Kepala Bidang Pengelolaan Sampah dan Limbah B3 DLH Sumenep, Deddy Surya, ST, MM, menyampaikan bahwa hasil pantauan di lapangan menunjukkan perubahan nyata. Banyak toko-toko di wilayah tersebut kini telah menyediakan tempat sampah di depan usahanya masing-masing. Langkah ini memudahkan petugas dalam pengangkutan sampah sekaligus mengurangi munculnya tumpukan sampah liar.
“Partisipasi aktif masyarakat sudah mulai terlihat. Ini menjadi indikator penting dalam mewujudkan lingkungan yang lebih bersih,” ujar Deddy, Jumat (2/5/2025).
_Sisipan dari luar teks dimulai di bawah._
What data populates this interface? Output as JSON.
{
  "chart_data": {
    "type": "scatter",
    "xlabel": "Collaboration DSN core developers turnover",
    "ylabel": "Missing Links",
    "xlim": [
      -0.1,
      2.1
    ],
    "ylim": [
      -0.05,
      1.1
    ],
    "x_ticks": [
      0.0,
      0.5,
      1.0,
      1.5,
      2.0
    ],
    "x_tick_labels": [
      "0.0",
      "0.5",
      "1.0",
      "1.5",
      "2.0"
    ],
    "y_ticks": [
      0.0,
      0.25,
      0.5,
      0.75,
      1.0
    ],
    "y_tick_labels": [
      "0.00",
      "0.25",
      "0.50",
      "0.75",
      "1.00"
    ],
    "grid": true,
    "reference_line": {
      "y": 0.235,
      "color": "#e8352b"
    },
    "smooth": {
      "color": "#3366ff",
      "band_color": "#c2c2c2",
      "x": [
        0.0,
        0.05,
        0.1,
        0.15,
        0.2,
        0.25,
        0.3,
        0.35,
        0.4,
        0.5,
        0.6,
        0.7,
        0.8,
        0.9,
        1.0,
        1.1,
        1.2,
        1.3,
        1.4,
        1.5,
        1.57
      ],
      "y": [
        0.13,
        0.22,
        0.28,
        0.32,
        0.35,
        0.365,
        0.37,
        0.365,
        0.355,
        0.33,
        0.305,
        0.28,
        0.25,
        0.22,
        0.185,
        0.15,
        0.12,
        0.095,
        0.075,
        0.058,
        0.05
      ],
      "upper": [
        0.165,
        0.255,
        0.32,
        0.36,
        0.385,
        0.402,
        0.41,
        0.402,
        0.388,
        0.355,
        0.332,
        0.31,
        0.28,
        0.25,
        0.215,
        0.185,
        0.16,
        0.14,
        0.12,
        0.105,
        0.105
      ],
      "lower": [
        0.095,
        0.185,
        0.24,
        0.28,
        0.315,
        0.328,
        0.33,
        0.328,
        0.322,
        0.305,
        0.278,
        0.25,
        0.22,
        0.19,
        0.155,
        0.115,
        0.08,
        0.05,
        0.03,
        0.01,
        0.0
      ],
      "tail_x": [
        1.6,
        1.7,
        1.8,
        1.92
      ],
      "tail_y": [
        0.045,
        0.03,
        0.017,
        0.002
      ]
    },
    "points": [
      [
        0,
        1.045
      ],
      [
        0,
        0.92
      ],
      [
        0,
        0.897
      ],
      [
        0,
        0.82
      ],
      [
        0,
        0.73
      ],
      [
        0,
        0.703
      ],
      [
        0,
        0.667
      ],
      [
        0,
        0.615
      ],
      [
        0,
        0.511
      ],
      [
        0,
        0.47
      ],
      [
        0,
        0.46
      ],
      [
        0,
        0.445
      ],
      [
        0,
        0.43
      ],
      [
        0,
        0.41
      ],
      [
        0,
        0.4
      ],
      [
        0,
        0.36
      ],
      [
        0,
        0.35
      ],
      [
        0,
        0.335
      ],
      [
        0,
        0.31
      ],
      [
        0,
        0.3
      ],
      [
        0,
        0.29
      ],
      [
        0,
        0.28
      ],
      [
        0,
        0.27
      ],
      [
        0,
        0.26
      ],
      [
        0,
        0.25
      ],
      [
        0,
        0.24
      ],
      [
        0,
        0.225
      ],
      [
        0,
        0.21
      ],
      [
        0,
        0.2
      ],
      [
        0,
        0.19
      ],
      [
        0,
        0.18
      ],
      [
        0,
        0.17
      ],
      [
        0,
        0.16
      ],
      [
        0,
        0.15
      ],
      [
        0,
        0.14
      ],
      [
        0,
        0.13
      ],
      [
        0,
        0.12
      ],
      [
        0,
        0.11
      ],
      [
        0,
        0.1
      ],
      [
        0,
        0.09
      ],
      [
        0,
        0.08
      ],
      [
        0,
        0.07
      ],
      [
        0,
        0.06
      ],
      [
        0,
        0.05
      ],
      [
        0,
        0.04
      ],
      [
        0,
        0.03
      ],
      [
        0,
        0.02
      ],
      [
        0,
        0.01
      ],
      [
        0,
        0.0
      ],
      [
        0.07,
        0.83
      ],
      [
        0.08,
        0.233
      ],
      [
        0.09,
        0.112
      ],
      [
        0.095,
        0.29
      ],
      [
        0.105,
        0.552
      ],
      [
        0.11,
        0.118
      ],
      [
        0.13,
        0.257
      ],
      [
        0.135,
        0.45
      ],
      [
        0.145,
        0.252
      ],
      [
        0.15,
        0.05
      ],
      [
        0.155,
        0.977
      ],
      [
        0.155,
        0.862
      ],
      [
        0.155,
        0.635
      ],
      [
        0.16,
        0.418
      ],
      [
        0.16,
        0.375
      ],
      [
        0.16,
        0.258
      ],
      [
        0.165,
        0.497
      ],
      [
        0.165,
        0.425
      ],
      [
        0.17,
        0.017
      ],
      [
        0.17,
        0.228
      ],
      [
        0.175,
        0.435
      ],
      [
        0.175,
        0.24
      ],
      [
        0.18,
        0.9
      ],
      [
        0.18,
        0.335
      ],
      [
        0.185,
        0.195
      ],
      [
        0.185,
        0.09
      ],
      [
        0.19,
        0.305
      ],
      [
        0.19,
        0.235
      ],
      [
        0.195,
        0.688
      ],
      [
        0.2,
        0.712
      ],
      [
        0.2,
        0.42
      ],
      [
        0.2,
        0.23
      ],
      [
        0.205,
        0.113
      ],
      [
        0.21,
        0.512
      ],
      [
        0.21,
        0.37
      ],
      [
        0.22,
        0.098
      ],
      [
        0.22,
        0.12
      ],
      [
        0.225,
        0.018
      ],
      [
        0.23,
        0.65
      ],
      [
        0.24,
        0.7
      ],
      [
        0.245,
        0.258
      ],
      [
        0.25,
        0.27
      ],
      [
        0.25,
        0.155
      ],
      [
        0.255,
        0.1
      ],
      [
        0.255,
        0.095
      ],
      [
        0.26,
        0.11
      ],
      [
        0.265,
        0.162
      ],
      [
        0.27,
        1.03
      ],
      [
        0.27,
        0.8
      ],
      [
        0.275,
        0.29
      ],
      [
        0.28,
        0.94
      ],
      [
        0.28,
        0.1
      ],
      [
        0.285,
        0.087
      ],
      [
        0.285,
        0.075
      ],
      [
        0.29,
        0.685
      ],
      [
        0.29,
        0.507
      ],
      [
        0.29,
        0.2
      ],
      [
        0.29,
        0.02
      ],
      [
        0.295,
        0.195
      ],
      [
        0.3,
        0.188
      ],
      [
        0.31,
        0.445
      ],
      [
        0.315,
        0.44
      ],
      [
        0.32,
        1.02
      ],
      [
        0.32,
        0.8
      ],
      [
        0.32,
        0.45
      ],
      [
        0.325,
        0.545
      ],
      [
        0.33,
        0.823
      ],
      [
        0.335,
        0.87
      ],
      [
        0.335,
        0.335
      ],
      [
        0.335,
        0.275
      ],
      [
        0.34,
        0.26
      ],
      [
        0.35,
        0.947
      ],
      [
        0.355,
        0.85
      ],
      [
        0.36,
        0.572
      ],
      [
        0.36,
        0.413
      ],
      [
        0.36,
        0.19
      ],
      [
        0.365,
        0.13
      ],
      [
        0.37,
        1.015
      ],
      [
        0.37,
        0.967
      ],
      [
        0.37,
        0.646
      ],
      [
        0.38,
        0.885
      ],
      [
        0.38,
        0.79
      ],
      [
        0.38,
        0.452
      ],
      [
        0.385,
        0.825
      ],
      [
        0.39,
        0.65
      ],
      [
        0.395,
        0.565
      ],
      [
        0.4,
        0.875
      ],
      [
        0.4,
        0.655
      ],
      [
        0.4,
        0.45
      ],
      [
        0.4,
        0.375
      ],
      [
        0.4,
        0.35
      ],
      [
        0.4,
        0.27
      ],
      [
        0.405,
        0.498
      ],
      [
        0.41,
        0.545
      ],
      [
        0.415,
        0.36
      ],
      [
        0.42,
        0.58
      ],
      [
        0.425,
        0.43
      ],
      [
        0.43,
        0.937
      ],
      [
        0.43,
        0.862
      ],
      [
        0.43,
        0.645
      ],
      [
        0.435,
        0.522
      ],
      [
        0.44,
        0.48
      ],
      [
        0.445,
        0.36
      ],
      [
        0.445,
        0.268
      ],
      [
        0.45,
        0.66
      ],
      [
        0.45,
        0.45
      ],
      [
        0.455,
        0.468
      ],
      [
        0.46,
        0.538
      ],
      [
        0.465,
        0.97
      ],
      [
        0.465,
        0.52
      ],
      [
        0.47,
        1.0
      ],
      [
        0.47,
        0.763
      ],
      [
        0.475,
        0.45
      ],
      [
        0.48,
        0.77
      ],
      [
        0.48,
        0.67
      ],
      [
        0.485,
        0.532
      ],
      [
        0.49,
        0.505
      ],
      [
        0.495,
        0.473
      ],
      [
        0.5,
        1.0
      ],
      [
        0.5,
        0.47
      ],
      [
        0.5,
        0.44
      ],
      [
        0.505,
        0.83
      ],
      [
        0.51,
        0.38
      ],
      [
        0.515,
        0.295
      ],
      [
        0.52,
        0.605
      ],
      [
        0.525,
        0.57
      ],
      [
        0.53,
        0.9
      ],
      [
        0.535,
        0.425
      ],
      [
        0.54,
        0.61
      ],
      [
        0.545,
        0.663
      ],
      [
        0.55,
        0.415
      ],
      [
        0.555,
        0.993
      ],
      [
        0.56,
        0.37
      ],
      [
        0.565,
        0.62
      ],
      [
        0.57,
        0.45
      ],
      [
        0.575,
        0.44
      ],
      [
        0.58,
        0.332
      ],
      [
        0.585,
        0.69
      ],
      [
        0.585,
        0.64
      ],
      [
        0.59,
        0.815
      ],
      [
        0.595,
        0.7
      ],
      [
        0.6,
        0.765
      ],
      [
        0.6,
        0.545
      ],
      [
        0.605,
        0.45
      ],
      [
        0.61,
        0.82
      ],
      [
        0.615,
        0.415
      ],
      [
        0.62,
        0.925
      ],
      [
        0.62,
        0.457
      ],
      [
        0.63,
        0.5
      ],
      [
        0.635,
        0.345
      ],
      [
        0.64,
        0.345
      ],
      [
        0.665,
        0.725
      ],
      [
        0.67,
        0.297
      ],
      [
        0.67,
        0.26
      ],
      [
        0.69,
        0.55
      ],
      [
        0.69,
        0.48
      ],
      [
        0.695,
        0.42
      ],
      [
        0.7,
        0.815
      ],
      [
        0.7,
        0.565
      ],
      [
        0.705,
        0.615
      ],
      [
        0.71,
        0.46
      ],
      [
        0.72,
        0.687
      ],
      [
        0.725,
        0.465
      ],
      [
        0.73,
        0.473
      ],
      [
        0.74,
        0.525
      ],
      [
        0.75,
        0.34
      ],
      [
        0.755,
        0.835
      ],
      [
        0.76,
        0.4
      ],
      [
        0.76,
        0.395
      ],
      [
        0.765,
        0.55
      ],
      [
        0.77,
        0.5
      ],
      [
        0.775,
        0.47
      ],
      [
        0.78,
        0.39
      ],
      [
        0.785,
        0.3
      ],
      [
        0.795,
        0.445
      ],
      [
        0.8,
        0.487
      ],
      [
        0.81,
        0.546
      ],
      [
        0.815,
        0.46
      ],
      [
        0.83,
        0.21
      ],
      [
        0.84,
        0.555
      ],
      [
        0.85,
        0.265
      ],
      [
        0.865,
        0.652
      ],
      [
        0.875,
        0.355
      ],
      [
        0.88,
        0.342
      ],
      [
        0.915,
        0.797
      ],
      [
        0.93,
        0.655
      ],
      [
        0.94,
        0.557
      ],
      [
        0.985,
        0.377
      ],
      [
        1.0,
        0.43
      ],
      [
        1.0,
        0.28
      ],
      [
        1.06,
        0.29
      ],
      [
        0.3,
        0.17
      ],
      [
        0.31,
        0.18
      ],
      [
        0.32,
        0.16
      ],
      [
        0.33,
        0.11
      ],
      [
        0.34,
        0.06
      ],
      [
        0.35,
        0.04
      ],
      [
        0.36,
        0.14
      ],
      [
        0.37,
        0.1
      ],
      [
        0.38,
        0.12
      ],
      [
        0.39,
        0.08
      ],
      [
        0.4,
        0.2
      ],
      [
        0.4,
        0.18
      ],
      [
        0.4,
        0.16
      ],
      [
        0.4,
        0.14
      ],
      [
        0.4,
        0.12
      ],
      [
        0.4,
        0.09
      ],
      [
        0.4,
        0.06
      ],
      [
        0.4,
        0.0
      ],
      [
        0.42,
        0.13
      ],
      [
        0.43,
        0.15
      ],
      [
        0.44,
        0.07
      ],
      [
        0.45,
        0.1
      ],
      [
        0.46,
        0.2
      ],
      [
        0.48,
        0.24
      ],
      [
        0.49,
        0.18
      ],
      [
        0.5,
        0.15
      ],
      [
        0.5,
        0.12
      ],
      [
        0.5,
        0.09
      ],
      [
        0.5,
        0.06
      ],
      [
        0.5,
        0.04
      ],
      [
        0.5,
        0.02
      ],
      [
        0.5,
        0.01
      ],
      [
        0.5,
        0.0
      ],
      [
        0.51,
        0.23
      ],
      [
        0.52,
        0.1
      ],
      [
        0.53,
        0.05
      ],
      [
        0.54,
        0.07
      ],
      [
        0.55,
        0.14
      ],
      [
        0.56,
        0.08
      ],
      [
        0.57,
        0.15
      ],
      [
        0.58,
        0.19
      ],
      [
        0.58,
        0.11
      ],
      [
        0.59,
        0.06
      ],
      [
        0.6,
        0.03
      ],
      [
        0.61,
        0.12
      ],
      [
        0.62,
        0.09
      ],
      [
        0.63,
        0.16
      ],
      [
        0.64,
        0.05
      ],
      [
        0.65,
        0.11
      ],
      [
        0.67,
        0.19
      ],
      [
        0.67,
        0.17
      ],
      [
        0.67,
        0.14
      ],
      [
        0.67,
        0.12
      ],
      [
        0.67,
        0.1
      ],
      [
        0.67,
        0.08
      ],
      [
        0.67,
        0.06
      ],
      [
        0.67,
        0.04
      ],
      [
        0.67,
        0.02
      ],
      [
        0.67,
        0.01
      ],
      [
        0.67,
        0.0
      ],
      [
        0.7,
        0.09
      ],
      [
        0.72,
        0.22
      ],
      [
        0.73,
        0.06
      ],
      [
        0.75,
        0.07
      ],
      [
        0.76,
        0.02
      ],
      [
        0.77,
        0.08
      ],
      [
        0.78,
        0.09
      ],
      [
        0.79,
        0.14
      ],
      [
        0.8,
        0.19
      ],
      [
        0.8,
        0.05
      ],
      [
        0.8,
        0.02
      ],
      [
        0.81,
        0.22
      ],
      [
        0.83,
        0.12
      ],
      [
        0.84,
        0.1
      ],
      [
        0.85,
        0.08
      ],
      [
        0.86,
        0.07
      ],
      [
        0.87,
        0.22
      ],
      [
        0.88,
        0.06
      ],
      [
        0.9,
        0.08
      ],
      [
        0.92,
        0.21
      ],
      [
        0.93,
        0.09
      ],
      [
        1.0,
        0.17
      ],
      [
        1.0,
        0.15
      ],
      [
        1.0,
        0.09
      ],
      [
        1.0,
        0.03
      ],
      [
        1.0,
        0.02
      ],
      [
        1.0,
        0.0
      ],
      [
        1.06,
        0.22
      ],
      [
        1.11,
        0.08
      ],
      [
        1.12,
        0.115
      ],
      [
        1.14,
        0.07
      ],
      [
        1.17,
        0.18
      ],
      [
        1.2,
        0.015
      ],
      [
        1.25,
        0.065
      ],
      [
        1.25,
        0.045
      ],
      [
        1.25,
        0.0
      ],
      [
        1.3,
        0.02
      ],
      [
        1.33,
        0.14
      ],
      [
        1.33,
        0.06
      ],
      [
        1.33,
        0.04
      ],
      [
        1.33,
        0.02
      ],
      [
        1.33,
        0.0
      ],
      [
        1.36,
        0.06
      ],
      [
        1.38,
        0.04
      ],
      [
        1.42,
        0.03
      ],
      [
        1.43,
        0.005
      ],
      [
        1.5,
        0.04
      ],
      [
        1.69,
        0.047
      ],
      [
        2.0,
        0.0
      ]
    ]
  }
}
Ia menambahkan, inisiatif warga di Kelurahan Kepanjin patut diapresiasi. Melalui Badan Keswadayaan Masyarakat (BKM) Berkah, warga berinisiatif menyediakan dan mendistribusikan sekitar 40 tempat sampah ke seluruh area kelurahan.
“Ini bukti kepedulian masyarakat yang luar biasa dan layak menjadi contoh bagi wilayah lain,” tambah Deddy.
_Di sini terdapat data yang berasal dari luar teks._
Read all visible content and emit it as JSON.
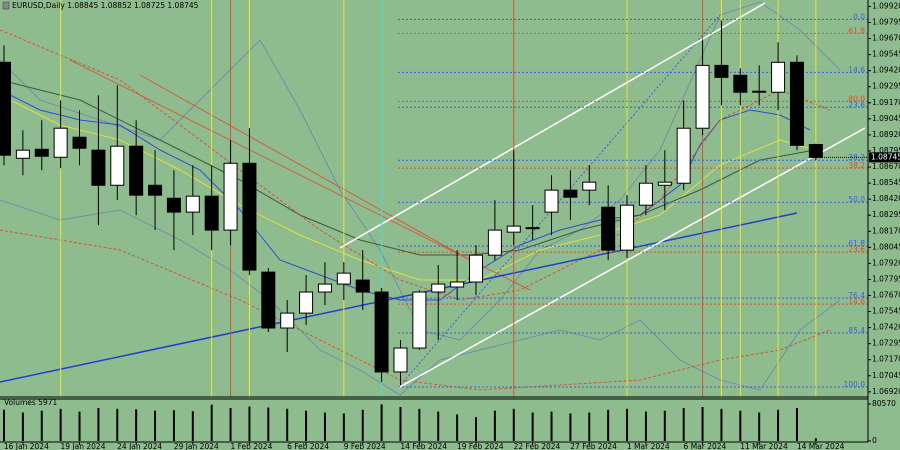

Dalam program tersebut, pembinaan meliputi sejumlah jalan utama di ketiga kelurahan. Di Kelurahan Pajagalan, kegiatan berfokus di Jalan Panglima Sudirman, Jalan Hos Cokroaminoto, dan Jalan Seludang. Sementara di Kelurahan Kepanjin, meliputi Jalan Panglima Sudirman, Jalan KH. Agus Salim, Jalan Kartini, serta Jalan Halim Perdana Kusuma. Untuk Kelurahan Karangduak, kegiatan berlangsung di Jalan Pahlawan, Jalan Diponegoro, dan Jalan Halim Perdana Kusuma.
Deddy juga mengungkapkan bahwa kegiatan pembinaan serupa akan dilanjutkan pada 5 hingga 9 Mei 2025 mendatang. Lokasi berikutnya adalah Kelurahan Bangselok serta Desa Bangkal, Pamolokan, Pangarangan, Kolor, Kebunagung, dan Pandian.
“Kami berharap kesadaran masyarakat terus tumbuh, sehingga tercipta lingkungan yang bersih dan sehat di seluruh Sumenep,” pungkasnya.